5. Relationship to Positive Risk Balance (PRB) and Industry Benchmarks

AUR and PRB are distinct yet potentially complementary. PRB can serve as:

a system-level performance goal (frequency of ADS harms $\leq$ benchmark, typically human driving rates),
a development risk-acceptance criterion (design-stage risk budget $B(h)$ , i.e., hazard-level threshold for $R(h)$ ).

AUR is satisfied when PRB’s benchmark is demonstrably “reasonable,” i.e., $F_{\mathrm{benchmark}}(h) \leq \Theta(h)$ . Otherwise, explicit hazard budgets must be used to underpin AUR (as with PRB₂ in industry debate) (Favaro, 2021).

Discussion remains ongoing over whether outperforming the human driver baseline suffices for AUR or is merely necessary but not sufficient—societal acceptability plays a decisive role.

6. Civic Legitimacy, Stakeholder Involvement, and Adaptivity

AUR is not determined unilaterally by technical actors.
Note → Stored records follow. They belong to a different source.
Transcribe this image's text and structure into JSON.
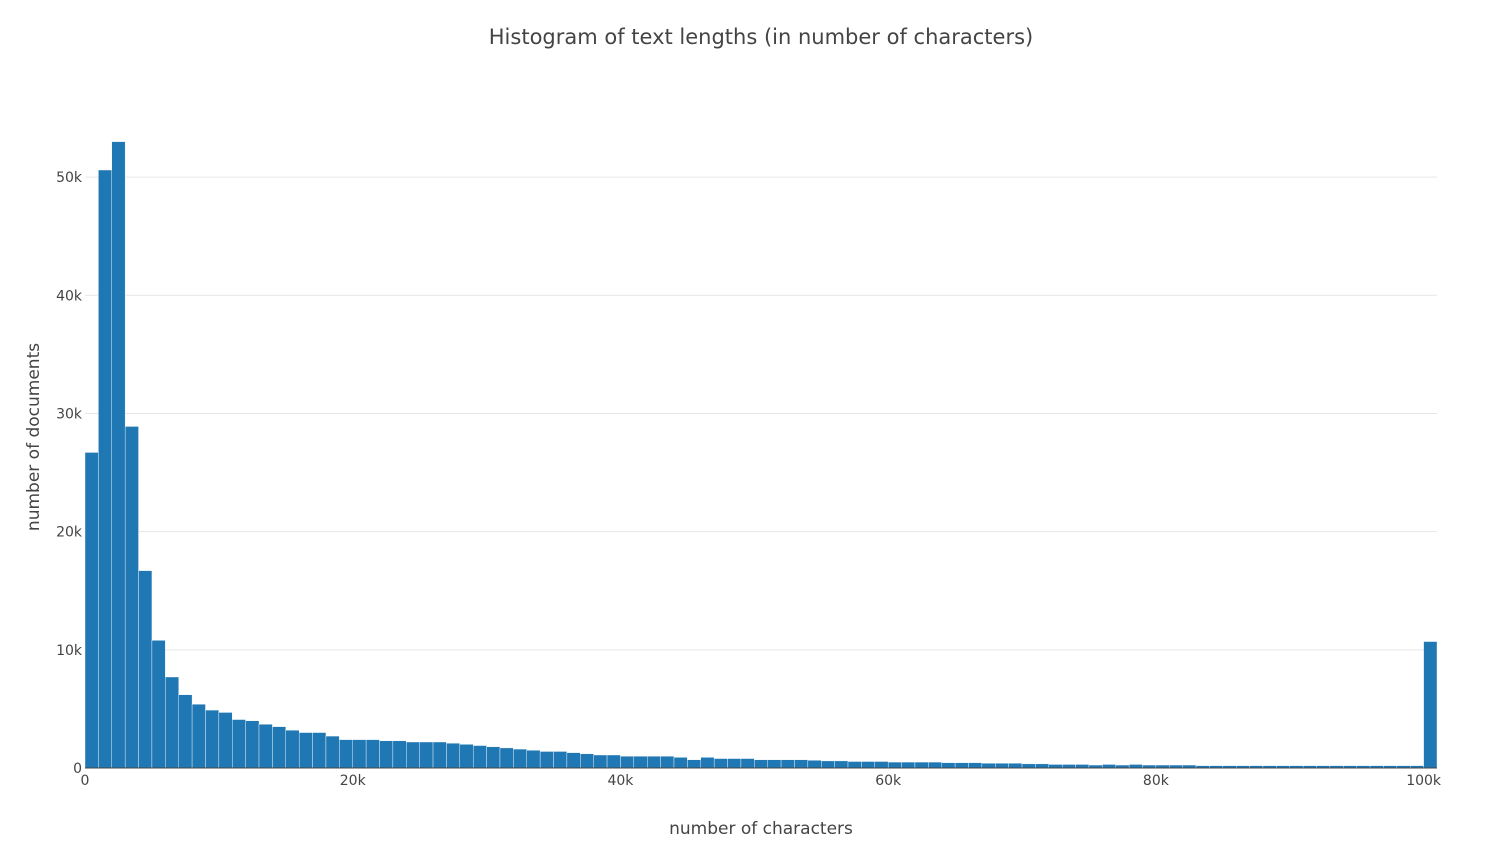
{
  "chart_data": {
    "type": "bar",
    "title": "Histogram of text lengths (in number of characters)",
    "xlabel": "number of characters",
    "ylabel": "number of documents",
    "xlim": [
      0,
      101000
    ],
    "ylim": [
      0,
      55000
    ],
    "x_ticks": [
      {
        "value": 0,
        "label": "0"
      },
      {
        "value": 20000,
        "label": "20k"
      },
      {
        "value": 40000,
        "label": "40k"
      },
      {
        "value": 60000,
        "label": "60k"
      },
      {
        "value": 80000,
        "label": "80k"
      },
      {
        "value": 100000,
        "label": "100k"
      }
    ],
    "y_ticks": [
      {
        "value": 0,
        "label": "0"
      },
      {
        "value": 10000,
        "label": "10k"
      },
      {
        "value": 20000,
        "label": "20k"
      },
      {
        "value": 30000,
        "label": "30k"
      },
      {
        "value": 40000,
        "label": "40k"
      },
      {
        "value": 50000,
        "label": "50k"
      }
    ],
    "bin_size": 1000,
    "bin_start": 0,
    "values": [
      26700,
      50600,
      53000,
      28900,
      16700,
      10800,
      7700,
      6200,
      5400,
      4900,
      4700,
      4100,
      4000,
      3700,
      3500,
      3200,
      3000,
      3000,
      2700,
      2400,
      2400,
      2400,
      2300,
      2300,
      2200,
      2200,
      2200,
      2100,
      2000,
      1900,
      1800,
      1700,
      1600,
      1500,
      1400,
      1400,
      1300,
      1200,
      1100,
      1100,
      1000,
      1000,
      1000,
      1000,
      900,
      700,
      900,
      800,
      800,
      800,
      700,
      700,
      700,
      700,
      650,
      600,
      600,
      550,
      550,
      550,
      500,
      500,
      500,
      500,
      450,
      450,
      450,
      400,
      400,
      400,
      350,
      350,
      300,
      300,
      300,
      250,
      300,
      250,
      300,
      250,
      250,
      250,
      250,
      200,
      200,
      200,
      200,
      200,
      200,
      200,
      200,
      200,
      200,
      200,
      200,
      200,
      200,
      200,
      200,
      200,
      10700
    ],
    "bar_color": "#1f77b4",
    "grid": true,
    "legend": false
  }
}
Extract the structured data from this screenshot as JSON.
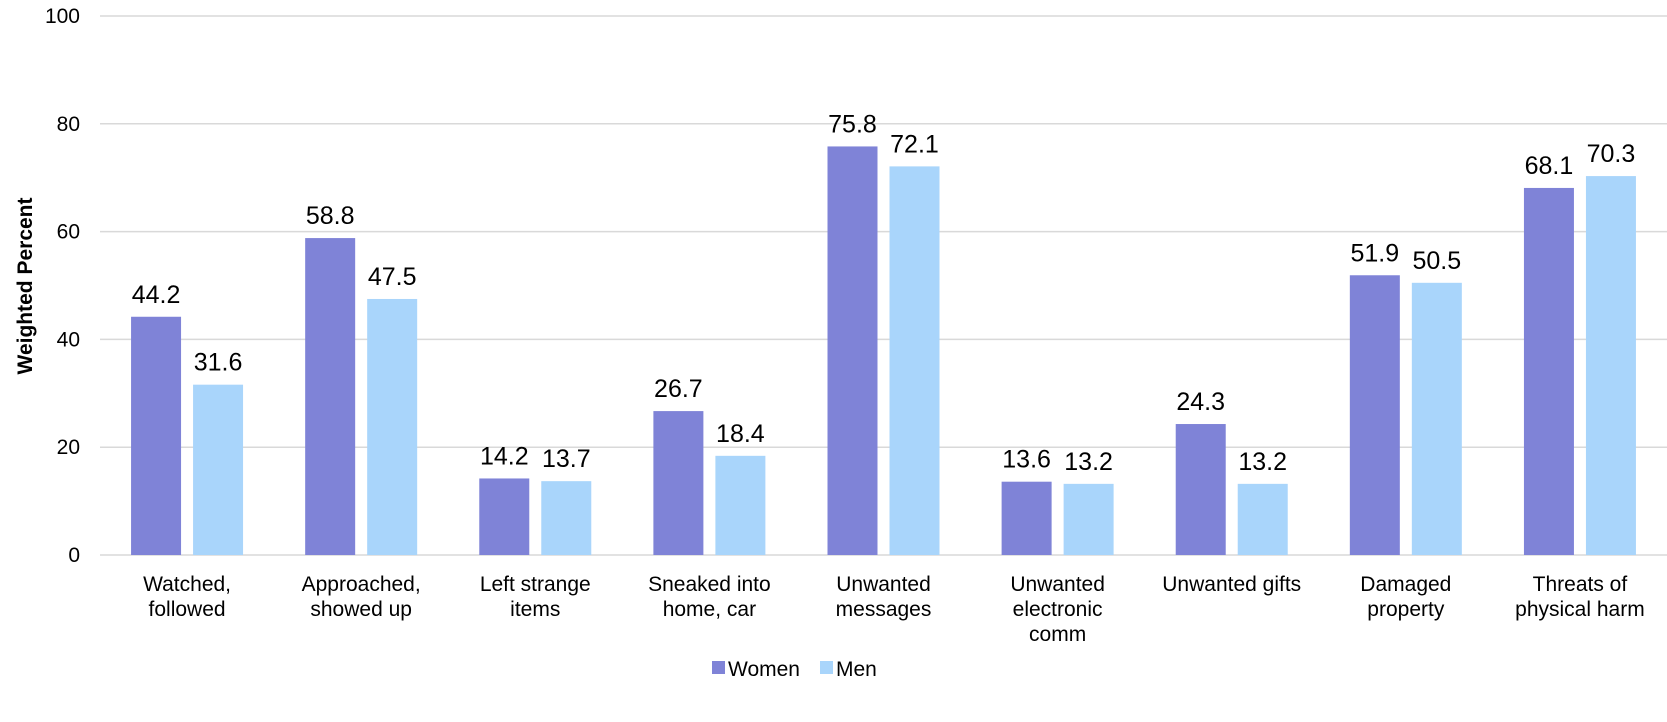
{
  "chart_data": {
    "type": "bar",
    "title": "",
    "xlabel": "",
    "ylabel": "Weighted Percent",
    "ylim": [
      0,
      100
    ],
    "yticks": [
      "0",
      "20",
      "40",
      "60",
      "80",
      "100"
    ],
    "grid": true,
    "legend_position": "bottom",
    "categories": [
      [
        "Watched,",
        "followed"
      ],
      [
        "Approached,",
        "showed up"
      ],
      [
        "Left strange",
        "items"
      ],
      [
        "Sneaked into",
        "home, car"
      ],
      [
        "Unwanted",
        "messages"
      ],
      [
        "Unwanted",
        "electronic",
        "comm"
      ],
      [
        "Unwanted gifts"
      ],
      [
        "Damaged",
        "property"
      ],
      [
        "Threats of",
        "physical harm"
      ]
    ],
    "series": [
      {
        "name": "Women",
        "color": "#7f83d7",
        "values": [
          44.2,
          58.8,
          14.2,
          26.7,
          75.8,
          13.6,
          24.3,
          51.9,
          68.1
        ]
      },
      {
        "name": "Men",
        "color": "#a9d5fb",
        "values": [
          31.6,
          47.5,
          13.7,
          18.4,
          72.1,
          13.2,
          13.2,
          50.5,
          70.3
        ]
      }
    ]
  }
}
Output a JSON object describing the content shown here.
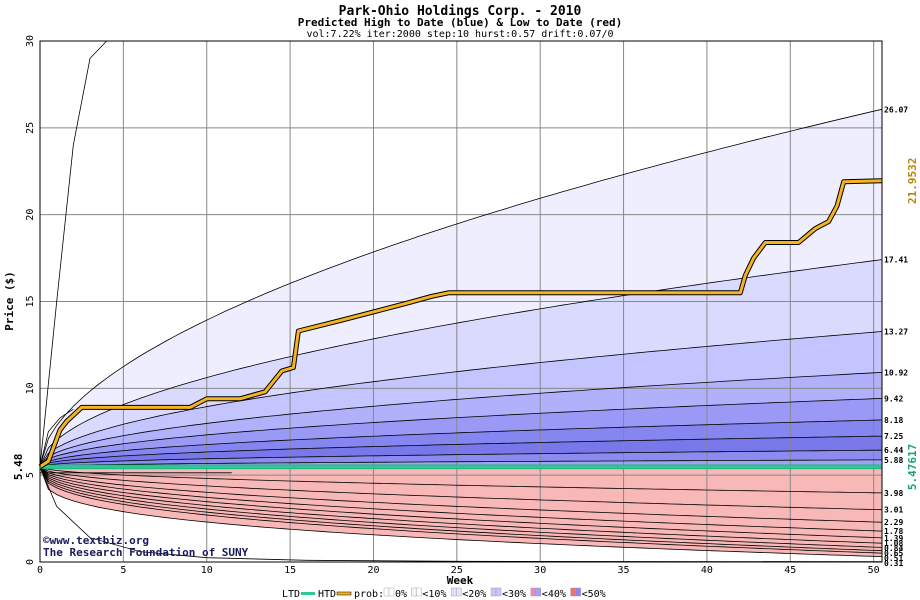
{
  "chart_data": {
    "type": "area",
    "title": "Park-Ohio Holdings Corp. - 2010",
    "subtitle": "Predicted High to Date (blue) &  Low to Date (red)",
    "params": "vol:7.22% iter:2000 step:10 hurst:0.57 drift:0.07/0",
    "xlabel": "Week",
    "ylabel": "Price ($)",
    "xlim": [
      0,
      50.5
    ],
    "ylim": [
      0,
      30
    ],
    "x_ticks": [
      0,
      5,
      10,
      15,
      20,
      25,
      30,
      35,
      40,
      45,
      50
    ],
    "y_ticks": [
      0,
      5,
      10,
      15,
      20,
      25,
      30
    ],
    "start_price_label": "5.48",
    "start_price": 5.48,
    "grid": true,
    "upper_right_labels": [
      "26.07",
      "17.41",
      "13.27",
      "10.92",
      "9.42",
      "8.18",
      "7.25",
      "6.44",
      "5.88"
    ],
    "upper_right_values": [
      26.07,
      17.41,
      13.27,
      10.92,
      9.42,
      8.18,
      7.25,
      6.44,
      5.88
    ],
    "lower_right_labels": [
      "3.98",
      "3.01",
      "2.29",
      "1.78",
      "1.39",
      "1.08",
      "0.84",
      "0.65",
      "0.51",
      "0.31"
    ],
    "lower_right_values": [
      3.98,
      3.01,
      2.29,
      1.78,
      1.39,
      1.08,
      0.84,
      0.65,
      0.51,
      0.31
    ],
    "htd_label": "21.9532",
    "ltd_label": "5.47617",
    "actual_high_to_date": {
      "x": [
        0,
        0.5,
        1.2,
        1.6,
        2.5,
        9,
        10,
        12,
        13.5,
        14.5,
        15.2,
        15.5,
        18,
        20,
        22,
        23.5,
        24.5,
        42,
        42.3,
        42.8,
        43.5,
        45.5,
        46.5,
        47.3,
        47.8,
        48.2,
        50.5
      ],
      "y": [
        5.48,
        5.8,
        7.6,
        8.1,
        8.9,
        8.9,
        9.4,
        9.4,
        9.8,
        11.0,
        11.2,
        13.3,
        13.9,
        14.4,
        14.9,
        15.3,
        15.5,
        15.5,
        16.5,
        17.5,
        18.4,
        18.4,
        19.2,
        19.6,
        20.5,
        21.9,
        21.95
      ]
    },
    "actual_low_to_date": 5.47617,
    "legend": {
      "ltd_label": "LTD",
      "htd_label": "HTD",
      "prob_label": "prob:",
      "items": [
        "0%",
        "<10%",
        "<20%",
        "<30%",
        "<40%",
        "<50%"
      ]
    },
    "colors": {
      "htd_line": "#f5b41e",
      "ltd_line": "#2fc79a",
      "htd_label": "#b8860b",
      "ltd_label": "#1aa37a",
      "grid": "#888888",
      "up_bands": [
        "#eeeeff",
        "#dadaff",
        "#c4c4ff",
        "#b0b0fb",
        "#9a9af6",
        "#8686f0",
        "#7878ea",
        "#8c8cf0",
        "#a2a2f4"
      ],
      "down_bands": [
        "#fff0f0",
        "#ffd6d6",
        "#fcc0c0",
        "#f8a8a8",
        "#f49494",
        "#f08080",
        "#ee7070",
        "#f18a8a",
        "#f5a0a0",
        "#f8b8b8"
      ]
    }
  },
  "watermark": {
    "line1": "©www.textbiz.org",
    "line2": "The Research Foundation of SUNY"
  }
}
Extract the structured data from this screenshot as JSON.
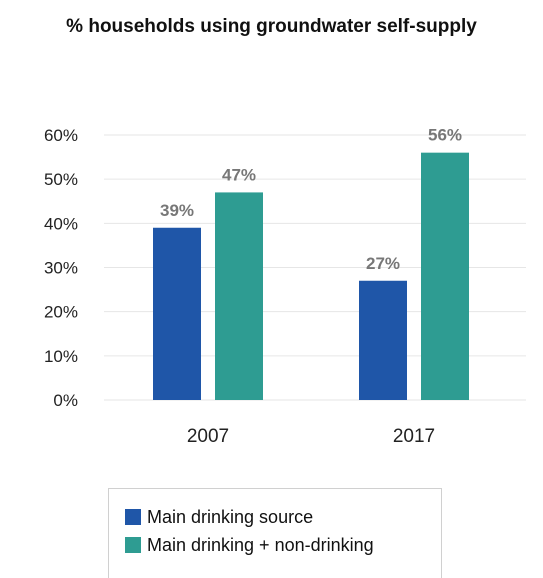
{
  "chart_data": {
    "type": "bar",
    "title": "% households using groundwater self-supply",
    "categories": [
      "2007",
      "2017"
    ],
    "series": [
      {
        "name": "Main drinking source",
        "values": [
          39,
          27
        ],
        "labels": [
          "39%",
          "27%"
        ],
        "color": "#1f56a8"
      },
      {
        "name": "Main drinking + non-drinking",
        "values": [
          47,
          56
        ],
        "labels": [
          "47%",
          "56%"
        ],
        "color": "#2e9c92"
      }
    ],
    "ylim": [
      0,
      60
    ],
    "yticks": [
      0,
      10,
      20,
      30,
      40,
      50,
      60
    ],
    "ytick_labels": [
      "0%",
      "10%",
      "20%",
      "30%",
      "40%",
      "50%",
      "60%"
    ],
    "grid": true,
    "legend_position": "bottom",
    "gridline_color": "#e6e6e6",
    "label_color": "#777777"
  }
}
Regulatory guidance (e.g., via the EU AI Act’s AI Office), common specifications, and mandatory inclusion of civil society, SME, and user groups in standards-setting instantiate “civic legitimacy” (Fraser et al., 2023). Regulatory bodies must both issue detailed AUR guidance (e.g., on estimating $p$ , $L$ , and $\delta$ for AI-specific hazards) and monitor standardization for alignment with proportionality and precaution requirements. This ensures pluralistic, democratically accountable boundary-setting between acceptable and unreasonable risk.

A living AUR process requires maturity in safety culture, transparent organizational processes, and formal review policies for updates as technology, operational domain, and societal values evolve (Favaro et al., 15 May 2025).

7. Practical Applications and Illustrative Architectures

In advanced ADS deployments, AUR is realized through architectures that support probabilistic uncertainty propagation and enforce chance constraints at the decision-theoretic level. For example, risk-aware planners for AVs ensure every trajectory satisfies $R(\tau_e) \leq \rho_{\max}$ , with all uncertainty (perception, intention, dynamics) explicitly modeled (Khonji et al., 2019). ADS development frameworks (e.g., Waymo’s layered/dynamic/credible case approach) employ both multi-scenario simulation, test track, on-road trials, and in-service monitoring, with each performance metric checked against governance-reviewed acceptance criteria (Favaro et al., 2023, Favaro et al., 15 May 2025).

Risk Management Core implementations explicitly log, quantify, and manage risk at each step, avoiding the legacy opacity of purely category-based functional safety and ensuring both traceability and responsiveness (Salem et al., 2023).

The Absence of Unreasonable Risk principle thus synthesizes legal, ethical, technical, and organizational doctrines into a pragmatic, adaptable threshold that guides both regulation and engineering practice for the deployment of high-risk automated systems. Its rigorous formalism, process requirements, and insistence on civic accountability distinguish it sharply from both naive risk-minimization and simplistic benchmark-based assurances.